Prime minister Lee says his people virtues include thrift as a nation, are we frugal? While the economy is writhing with the thraldom of a recession, our honourable legislators are demanding allowances of petroleum worth hundreds of millions. They seem to take a “shauri yake” (it is up to her/him) attitude when the president asks where the money will come from.

In his autobiography, Lee Kuan Yew says, either voluntarily or by legislation the Singaporeans are able to save at least 20 percent of their earnings. When we begin doing this not only in Malawi but in the rest of Africa we will be economic lions to rival the economic tigers of the Far East.

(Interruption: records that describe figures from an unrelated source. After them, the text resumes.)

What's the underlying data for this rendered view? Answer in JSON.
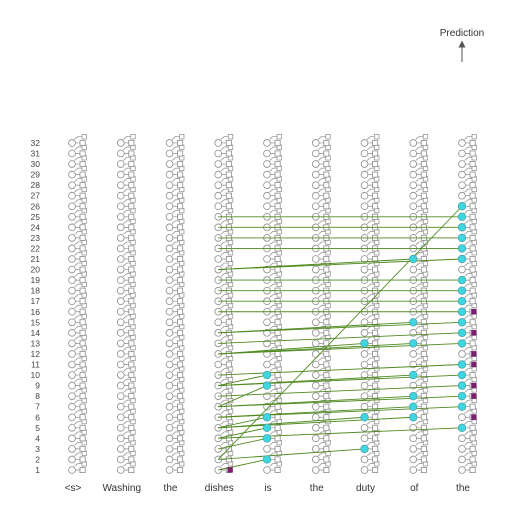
{
  "tokens": [
    "<s>",
    "Washing",
    "the",
    "dishes",
    "is",
    "the",
    "duty",
    "of",
    "the"
  ],
  "num_layers": 32,
  "prediction_label": "Prediction",
  "colors": {
    "node_stroke": "#8c8c8c",
    "node_fill": "#ffffff",
    "active_node": "#3fd6e0",
    "active_stroke": "#4aa6b0",
    "edge": "#4f8a1f",
    "marker": "#7a1f6e",
    "arrow": "#555555"
  },
  "active_nodes": [
    {
      "token": 8,
      "layer": 5
    },
    {
      "token": 8,
      "layer": 7
    },
    {
      "token": 8,
      "layer": 8
    },
    {
      "token": 8,
      "layer": 9
    },
    {
      "token": 8,
      "layer": 10
    },
    {
      "token": 8,
      "layer": 11
    },
    {
      "token": 8,
      "layer": 13
    },
    {
      "token": 8,
      "layer": 14
    },
    {
      "token": 8,
      "layer": 15
    },
    {
      "token": 8,
      "layer": 16
    },
    {
      "token": 8,
      "layer": 17
    },
    {
      "token": 8,
      "layer": 18
    },
    {
      "token": 8,
      "layer": 19
    },
    {
      "token": 8,
      "layer": 21
    },
    {
      "token": 8,
      "layer": 22
    },
    {
      "token": 8,
      "layer": 23
    },
    {
      "token": 8,
      "layer": 24
    },
    {
      "token": 8,
      "layer": 25
    },
    {
      "token": 8,
      "layer": 26
    },
    {
      "token": 7,
      "layer": 6
    },
    {
      "token": 7,
      "layer": 7
    },
    {
      "token": 7,
      "layer": 8
    },
    {
      "token": 7,
      "layer": 10
    },
    {
      "token": 7,
      "layer": 13
    },
    {
      "token": 7,
      "layer": 15
    },
    {
      "token": 7,
      "layer": 21
    },
    {
      "token": 6,
      "layer": 3
    },
    {
      "token": 6,
      "layer": 6
    },
    {
      "token": 6,
      "layer": 13
    },
    {
      "token": 4,
      "layer": 2
    },
    {
      "token": 4,
      "layer": 4
    },
    {
      "token": 4,
      "layer": 5
    },
    {
      "token": 4,
      "layer": 6
    },
    {
      "token": 4,
      "layer": 9
    },
    {
      "token": 4,
      "layer": 10
    }
  ],
  "markers": [
    {
      "token": 3,
      "layer": 1
    },
    {
      "token": 8,
      "layer": 6
    },
    {
      "token": 8,
      "layer": 8
    },
    {
      "token": 8,
      "layer": 9
    },
    {
      "token": 8,
      "layer": 11
    },
    {
      "token": 8,
      "layer": 12
    },
    {
      "token": 8,
      "layer": 14
    },
    {
      "token": 8,
      "layer": 16
    }
  ],
  "edges": [
    {
      "from": {
        "token": 3,
        "layer": 2
      },
      "to": {
        "token": 8,
        "layer": 26
      }
    },
    {
      "from": {
        "token": 3,
        "layer": 25
      },
      "to": {
        "token": 8,
        "layer": 25
      }
    },
    {
      "from": {
        "token": 3,
        "layer": 24
      },
      "to": {
        "token": 8,
        "layer": 24
      }
    },
    {
      "from": {
        "token": 3,
        "layer": 23
      },
      "to": {
        "token": 8,
        "layer": 23
      }
    },
    {
      "from": {
        "token": 3,
        "layer": 22
      },
      "to": {
        "token": 8,
        "layer": 22
      }
    },
    {
      "from": {
        "token": 3,
        "layer": 20
      },
      "to": {
        "token": 8,
        "layer": 21
      }
    },
    {
      "from": {
        "token": 3,
        "layer": 20
      },
      "to": {
        "token": 7,
        "layer": 21
      }
    },
    {
      "from": {
        "token": 3,
        "layer": 19
      },
      "to": {
        "token": 8,
        "layer": 19
      }
    },
    {
      "from": {
        "token": 3,
        "layer": 18
      },
      "to": {
        "token": 8,
        "layer": 18
      }
    },
    {
      "from": {
        "token": 3,
        "layer": 17
      },
      "to": {
        "token": 8,
        "layer": 17
      }
    },
    {
      "from": {
        "token": 3,
        "layer": 16
      },
      "to": {
        "token": 8,
        "layer": 16
      }
    },
    {
      "from": {
        "token": 3,
        "layer": 14
      },
      "to": {
        "token": 8,
        "layer": 15
      }
    },
    {
      "from": {
        "token": 3,
        "layer": 14
      },
      "to": {
        "token": 7,
        "layer": 15
      }
    },
    {
      "from": {
        "token": 3,
        "layer": 13
      },
      "to": {
        "token": 8,
        "layer": 14
      }
    },
    {
      "from": {
        "token": 3,
        "layer": 12
      },
      "to": {
        "token": 8,
        "layer": 13
      }
    },
    {
      "from": {
        "token": 3,
        "layer": 12
      },
      "to": {
        "token": 7,
        "layer": 13
      }
    },
    {
      "from": {
        "token": 3,
        "layer": 12
      },
      "to": {
        "token": 6,
        "layer": 13
      }
    },
    {
      "from": {
        "token": 3,
        "layer": 10
      },
      "to": {
        "token": 8,
        "layer": 11
      }
    },
    {
      "from": {
        "token": 3,
        "layer": 9
      },
      "to": {
        "token": 8,
        "layer": 10
      }
    },
    {
      "from": {
        "token": 3,
        "layer": 9
      },
      "to": {
        "token": 7,
        "layer": 10
      }
    },
    {
      "from": {
        "token": 3,
        "layer": 9
      },
      "to": {
        "token": 4,
        "layer": 10
      }
    },
    {
      "from": {
        "token": 3,
        "layer": 8
      },
      "to": {
        "token": 8,
        "layer": 9
      }
    },
    {
      "from": {
        "token": 3,
        "layer": 7
      },
      "to": {
        "token": 4,
        "layer": 9
      }
    },
    {
      "from": {
        "token": 3,
        "layer": 7
      },
      "to": {
        "token": 8,
        "layer": 8
      }
    },
    {
      "from": {
        "token": 3,
        "layer": 7
      },
      "to": {
        "token": 7,
        "layer": 8
      }
    },
    {
      "from": {
        "token": 3,
        "layer": 6
      },
      "to": {
        "token": 8,
        "layer": 7
      }
    },
    {
      "from": {
        "token": 3,
        "layer": 6
      },
      "to": {
        "token": 7,
        "layer": 7
      }
    },
    {
      "from": {
        "token": 3,
        "layer": 5
      },
      "to": {
        "token": 4,
        "layer": 6
      }
    },
    {
      "from": {
        "token": 3,
        "layer": 5
      },
      "to": {
        "token": 7,
        "layer": 6
      }
    },
    {
      "from": {
        "token": 3,
        "layer": 5
      },
      "to": {
        "token": 6,
        "layer": 6
      }
    },
    {
      "from": {
        "token": 3,
        "layer": 4
      },
      "to": {
        "token": 4,
        "layer": 5
      }
    },
    {
      "from": {
        "token": 3,
        "layer": 4
      },
      "to": {
        "token": 8,
        "layer": 5
      }
    },
    {
      "from": {
        "token": 3,
        "layer": 3
      },
      "to": {
        "token": 4,
        "layer": 4
      }
    },
    {
      "from": {
        "token": 3,
        "layer": 2
      },
      "to": {
        "token": 6,
        "layer": 3
      }
    },
    {
      "from": {
        "token": 3,
        "layer": 1
      },
      "to": {
        "token": 4,
        "layer": 2
      }
    }
  ]
}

The racial composition of Malawi is less complex than that of Singapore. But the effect that Lee took to make sure that burdens and bounties were shared equitably was a lesson to be emulated. No group whether racial, ethnic, religious or regional should be treated as a pariah. The civil wars we hear about in other parts of Africa are a result of discrimination.

If you compare photographs of people in Malawi attending either a political rally or church service in 1963, you cannot fail to notice that people today dress better, and look healthier. Many of them live in houses that do not leak as Dr H. Kamuzu Banda wished. Because of these changes over the past 50 years, we may draw the conclusion that Malawi has indeed developed beyond recognition, another phrase entertained by our first president. But once more, let us compare with what other countries have achieved.

In the autobiography, we learn that when Singapore started its independence its per capital income was 1000 dollars. Thirty years after, it had risen to 30 000 dollars. The per capita income had been growing at arithmetical progression of one thousand dollars annually.